A solicitor sacked after taking leave following cancer treatment was unfairly dismissed, an employment tribunal has found.

Employment Judge Bedeau, sitting at Watford, dismissed a claim of direct disability discrimination by Elona Onibere against her former firm, Luton-based Rodman Pearce Solicitors Ltd. But the judge ruled that Onibere did suffer discrimination by being dismissed without consultation or an exploration of possible alternatives.

The tribunal heard that Onibere, a housing solicitor, had a clause in her contract stating that her employment could be terminated if she was absent for 26 weeks in any one year as a result of incapacity.

She became ill in February 2019 and requested time off, subsequently being diagnosed with yolk sac tumour, a type of cancer. At the end of July, the firm’s owner Ademola Akilo said he wrote to Onibere stating that in view of her inability to return to work due to illness, he was giving her a month’s notice.

Akilo had mistakenly believed he was entitled to dismiss her because of her continued absence. He did not know that, following her diagnosis, Onibere was a disabled person as defined in the Equality Act 2010. He acknowledged that with hindsight he should have taken specialist employment advice and apologised for any distress caused.

The tribunal heard that the firm was operating at a loss in 2019 and, during the period Onibere was absent, had lost another member of the housing team staff who was key to a legal aid contract.
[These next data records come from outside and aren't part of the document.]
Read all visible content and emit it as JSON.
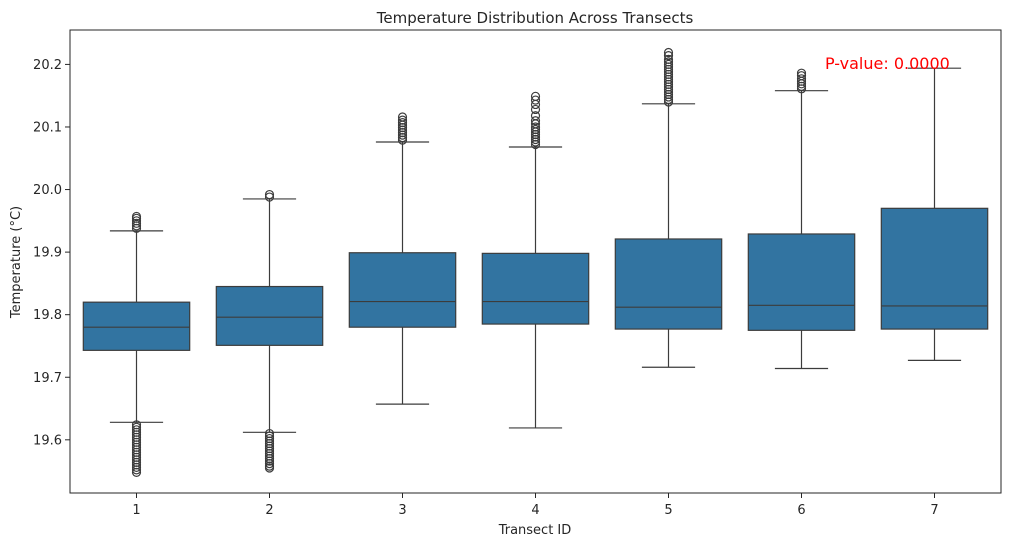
{
  "chart_data": {
    "type": "box",
    "title": "Temperature Distribution Across Transects",
    "xlabel": "Transect ID",
    "ylabel": "Temperature (°C)",
    "categories": [
      "1",
      "2",
      "3",
      "4",
      "5",
      "6",
      "7"
    ],
    "ylim": [
      19.515,
      20.255
    ],
    "yticks": [
      19.6,
      19.7,
      19.8,
      19.9,
      20.0,
      20.1,
      20.2
    ],
    "ytick_labels": [
      "19.6",
      "19.7",
      "19.8",
      "19.9",
      "20.0",
      "20.1",
      "20.2"
    ],
    "grid": false,
    "box_color": "#3274a1",
    "line_color": "#3c3c3c",
    "boxes": [
      {
        "category": "1",
        "whisker_low": 19.628,
        "q1": 19.743,
        "median": 19.78,
        "q3": 19.82,
        "whisker_high": 19.934,
        "outliers_low": [
          19.548,
          19.552,
          19.556,
          19.56,
          19.564,
          19.568,
          19.572,
          19.576,
          19.58,
          19.584,
          19.588,
          19.592,
          19.596,
          19.6,
          19.604,
          19.608,
          19.612,
          19.616,
          19.62,
          19.624
        ],
        "outliers_high": [
          19.938,
          19.942,
          19.946,
          19.95,
          19.954,
          19.957
        ]
      },
      {
        "category": "2",
        "whisker_low": 19.612,
        "q1": 19.751,
        "median": 19.796,
        "q3": 19.845,
        "whisker_high": 19.985,
        "outliers_low": [
          19.555,
          19.558,
          19.562,
          19.566,
          19.57,
          19.574,
          19.578,
          19.582,
          19.586,
          19.59,
          19.594,
          19.598,
          19.602,
          19.606,
          19.61
        ],
        "outliers_high": [
          19.988,
          19.992
        ]
      },
      {
        "category": "3",
        "whisker_low": 19.657,
        "q1": 19.78,
        "median": 19.821,
        "q3": 19.899,
        "whisker_high": 20.076,
        "outliers_low": [],
        "outliers_high": [
          20.079,
          20.083,
          20.087,
          20.091,
          20.095,
          20.099,
          20.103,
          20.107,
          20.111,
          20.116
        ]
      },
      {
        "category": "4",
        "whisker_low": 19.619,
        "q1": 19.785,
        "median": 19.821,
        "q3": 19.898,
        "whisker_high": 20.068,
        "outliers_low": [],
        "outliers_high": [
          20.072,
          20.076,
          20.08,
          20.084,
          20.088,
          20.092,
          20.096,
          20.1,
          20.105,
          20.11,
          20.118,
          20.128,
          20.136,
          20.143,
          20.149
        ]
      },
      {
        "category": "5",
        "whisker_low": 19.716,
        "q1": 19.777,
        "median": 19.812,
        "q3": 19.921,
        "whisker_high": 20.137,
        "outliers_low": [],
        "outliers_high": [
          20.14,
          20.144,
          20.148,
          20.152,
          20.156,
          20.16,
          20.164,
          20.168,
          20.172,
          20.176,
          20.18,
          20.184,
          20.188,
          20.192,
          20.196,
          20.2,
          20.204,
          20.208,
          20.214,
          20.219
        ]
      },
      {
        "category": "6",
        "whisker_low": 19.714,
        "q1": 19.775,
        "median": 19.815,
        "q3": 19.929,
        "whisker_high": 20.158,
        "outliers_low": [],
        "outliers_high": [
          20.161,
          20.165,
          20.169,
          20.173,
          20.177,
          20.182,
          20.186
        ]
      },
      {
        "category": "7",
        "whisker_low": 19.727,
        "q1": 19.777,
        "median": 19.814,
        "q3": 19.97,
        "whisker_high": 20.194,
        "outliers_low": [],
        "outliers_high": []
      }
    ],
    "annotation": {
      "text": "P-value: 0.0000",
      "color": "#ff0000"
    }
  }
}
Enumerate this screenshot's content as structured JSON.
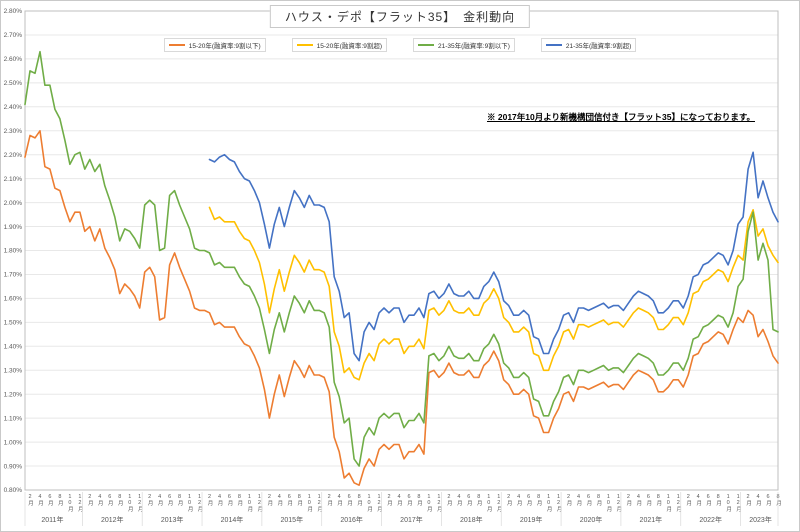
{
  "chart_data": {
    "type": "line",
    "title": "ハウス・デポ【フラット35】　金利動向",
    "annotation": "※ 2017年10月より新機構団信付き【フラット35】になっております。",
    "legend_position": "top",
    "grid": true,
    "y_axis": {
      "min": 0.8,
      "max": 2.8,
      "step": 0.1,
      "unit": "%",
      "label_format": "0.00%"
    },
    "x_axis": {
      "start_year": 2011,
      "start_month": 1,
      "months": 152,
      "month_label_suffix": "月",
      "year_label_suffix": "年",
      "labeled_months": [
        2,
        4,
        6,
        8,
        10,
        12
      ],
      "years": [
        2011,
        2012,
        2013,
        2014,
        2015,
        2016,
        2017,
        2018,
        2019,
        2020,
        2021,
        2022,
        2023
      ]
    },
    "series": [
      {
        "name": "15-20年(融資率:9割以下)",
        "color": "#ED7D31",
        "values": [
          2.19,
          2.28,
          2.27,
          2.3,
          2.15,
          2.14,
          2.06,
          2.05,
          1.98,
          1.92,
          1.96,
          1.96,
          1.88,
          1.9,
          1.84,
          1.89,
          1.81,
          1.77,
          1.72,
          1.62,
          1.66,
          1.64,
          1.61,
          1.56,
          1.71,
          1.73,
          1.69,
          1.51,
          1.52,
          1.74,
          1.79,
          1.73,
          1.68,
          1.63,
          1.56,
          1.55,
          1.55,
          1.54,
          1.49,
          1.5,
          1.48,
          1.48,
          1.48,
          1.44,
          1.41,
          1.4,
          1.36,
          1.31,
          1.22,
          1.1,
          1.2,
          1.28,
          1.19,
          1.27,
          1.34,
          1.31,
          1.27,
          1.32,
          1.28,
          1.28,
          1.27,
          1.21,
          1.02,
          0.96,
          0.85,
          0.87,
          0.83,
          0.82,
          0.89,
          0.93,
          0.9,
          0.97,
          0.99,
          0.97,
          0.99,
          0.99,
          0.93,
          0.96,
          0.96,
          0.99,
          0.95,
          1.29,
          1.3,
          1.27,
          1.29,
          1.33,
          1.29,
          1.28,
          1.28,
          1.3,
          1.27,
          1.27,
          1.32,
          1.34,
          1.38,
          1.34,
          1.26,
          1.24,
          1.2,
          1.2,
          1.22,
          1.2,
          1.11,
          1.1,
          1.04,
          1.04,
          1.1,
          1.14,
          1.2,
          1.21,
          1.17,
          1.23,
          1.23,
          1.22,
          1.23,
          1.24,
          1.25,
          1.23,
          1.24,
          1.24,
          1.22,
          1.25,
          1.28,
          1.3,
          1.29,
          1.28,
          1.26,
          1.21,
          1.21,
          1.23,
          1.26,
          1.26,
          1.23,
          1.28,
          1.36,
          1.37,
          1.41,
          1.42,
          1.44,
          1.46,
          1.45,
          1.41,
          1.47,
          1.52,
          1.5,
          1.55,
          1.53,
          1.44,
          1.47,
          1.42,
          1.36,
          1.33
        ]
      },
      {
        "name": "15-20年(融資率:9割超)",
        "color": "#FFC000",
        "values": [
          null,
          null,
          null,
          null,
          null,
          null,
          null,
          null,
          null,
          null,
          null,
          null,
          null,
          null,
          null,
          null,
          null,
          null,
          null,
          null,
          null,
          null,
          null,
          null,
          null,
          null,
          null,
          null,
          null,
          null,
          null,
          null,
          null,
          null,
          null,
          null,
          null,
          1.98,
          1.93,
          1.94,
          1.92,
          1.92,
          1.92,
          1.88,
          1.85,
          1.84,
          1.8,
          1.75,
          1.66,
          1.54,
          1.64,
          1.72,
          1.63,
          1.71,
          1.78,
          1.75,
          1.71,
          1.76,
          1.72,
          1.72,
          1.71,
          1.65,
          1.46,
          1.4,
          1.29,
          1.31,
          1.27,
          1.26,
          1.33,
          1.37,
          1.34,
          1.41,
          1.43,
          1.41,
          1.43,
          1.43,
          1.37,
          1.4,
          1.4,
          1.43,
          1.39,
          1.55,
          1.56,
          1.53,
          1.55,
          1.59,
          1.55,
          1.54,
          1.54,
          1.56,
          1.53,
          1.53,
          1.58,
          1.6,
          1.64,
          1.6,
          1.52,
          1.5,
          1.46,
          1.46,
          1.48,
          1.46,
          1.37,
          1.36,
          1.3,
          1.3,
          1.36,
          1.4,
          1.46,
          1.47,
          1.43,
          1.49,
          1.49,
          1.48,
          1.49,
          1.5,
          1.51,
          1.49,
          1.5,
          1.5,
          1.48,
          1.51,
          1.54,
          1.56,
          1.55,
          1.54,
          1.52,
          1.47,
          1.47,
          1.49,
          1.52,
          1.52,
          1.49,
          1.54,
          1.62,
          1.63,
          1.67,
          1.68,
          1.7,
          1.72,
          1.71,
          1.67,
          1.73,
          1.78,
          1.76,
          1.92,
          1.97,
          1.86,
          1.89,
          1.82,
          1.78,
          1.75
        ]
      },
      {
        "name": "21-35年(融資率:9割以下)",
        "color": "#70AD47",
        "values": [
          2.41,
          2.55,
          2.54,
          2.63,
          2.49,
          2.49,
          2.39,
          2.35,
          2.26,
          2.16,
          2.2,
          2.21,
          2.14,
          2.18,
          2.13,
          2.16,
          2.07,
          2.01,
          1.94,
          1.84,
          1.89,
          1.88,
          1.85,
          1.81,
          1.99,
          2.01,
          1.99,
          1.8,
          1.81,
          2.03,
          2.05,
          1.99,
          1.94,
          1.89,
          1.81,
          1.8,
          1.8,
          1.79,
          1.74,
          1.75,
          1.73,
          1.73,
          1.73,
          1.69,
          1.66,
          1.65,
          1.61,
          1.56,
          1.47,
          1.37,
          1.47,
          1.54,
          1.46,
          1.54,
          1.61,
          1.58,
          1.54,
          1.59,
          1.55,
          1.55,
          1.54,
          1.48,
          1.25,
          1.19,
          1.08,
          1.1,
          0.93,
          0.9,
          1.02,
          1.06,
          1.03,
          1.1,
          1.12,
          1.1,
          1.12,
          1.12,
          1.06,
          1.09,
          1.09,
          1.12,
          1.08,
          1.36,
          1.37,
          1.34,
          1.36,
          1.4,
          1.36,
          1.35,
          1.35,
          1.37,
          1.34,
          1.34,
          1.39,
          1.41,
          1.45,
          1.41,
          1.33,
          1.31,
          1.27,
          1.27,
          1.29,
          1.27,
          1.18,
          1.17,
          1.11,
          1.11,
          1.17,
          1.21,
          1.27,
          1.28,
          1.24,
          1.3,
          1.3,
          1.29,
          1.3,
          1.31,
          1.32,
          1.3,
          1.31,
          1.31,
          1.29,
          1.32,
          1.35,
          1.37,
          1.36,
          1.35,
          1.33,
          1.28,
          1.28,
          1.3,
          1.33,
          1.33,
          1.3,
          1.35,
          1.43,
          1.44,
          1.48,
          1.49,
          1.51,
          1.53,
          1.52,
          1.48,
          1.54,
          1.65,
          1.68,
          1.88,
          1.96,
          1.76,
          1.83,
          1.76,
          1.47,
          1.46
        ]
      },
      {
        "name": "21-35年(融資率:9割超)",
        "color": "#4472C4",
        "values": [
          null,
          null,
          null,
          null,
          null,
          null,
          null,
          null,
          null,
          null,
          null,
          null,
          null,
          null,
          null,
          null,
          null,
          null,
          null,
          null,
          null,
          null,
          null,
          null,
          null,
          null,
          null,
          null,
          null,
          null,
          null,
          null,
          null,
          null,
          null,
          null,
          null,
          2.18,
          2.17,
          2.19,
          2.2,
          2.18,
          2.17,
          2.13,
          2.1,
          2.09,
          2.05,
          2.0,
          1.91,
          1.81,
          1.91,
          1.98,
          1.9,
          1.98,
          2.05,
          2.02,
          1.98,
          2.03,
          1.99,
          1.99,
          1.98,
          1.92,
          1.69,
          1.63,
          1.52,
          1.54,
          1.37,
          1.34,
          1.46,
          1.5,
          1.47,
          1.54,
          1.56,
          1.54,
          1.56,
          1.56,
          1.5,
          1.53,
          1.53,
          1.56,
          1.52,
          1.62,
          1.63,
          1.6,
          1.62,
          1.66,
          1.62,
          1.61,
          1.61,
          1.63,
          1.6,
          1.6,
          1.65,
          1.67,
          1.71,
          1.67,
          1.59,
          1.57,
          1.53,
          1.53,
          1.55,
          1.53,
          1.44,
          1.43,
          1.37,
          1.37,
          1.43,
          1.47,
          1.53,
          1.54,
          1.5,
          1.56,
          1.56,
          1.55,
          1.56,
          1.57,
          1.58,
          1.56,
          1.57,
          1.57,
          1.55,
          1.58,
          1.61,
          1.63,
          1.62,
          1.61,
          1.59,
          1.54,
          1.54,
          1.56,
          1.59,
          1.59,
          1.56,
          1.61,
          1.69,
          1.7,
          1.74,
          1.75,
          1.77,
          1.79,
          1.78,
          1.74,
          1.8,
          1.91,
          1.94,
          2.14,
          2.21,
          2.02,
          2.09,
          2.02,
          1.96,
          1.92
        ]
      }
    ],
    "colors": {
      "grid": "#e8e8e8",
      "axis": "#bfbfbf",
      "tick_text": "#595959"
    }
  }
}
Akilo said any consultation with Onibere would have come to the same conclusion, as her employment was no longer sustainable. The tribunal accepted there was no position for her to occupy in the housing team and ‘in all probability’ she would have been sent home at the end of any period of consultation.

But the tribunal found the firm had made a series of substantive failings: not sending the notice of termination letter, not sending the dismissal letter until mid-September, and offering no appeal hearing. A remedy hearing will be held next month.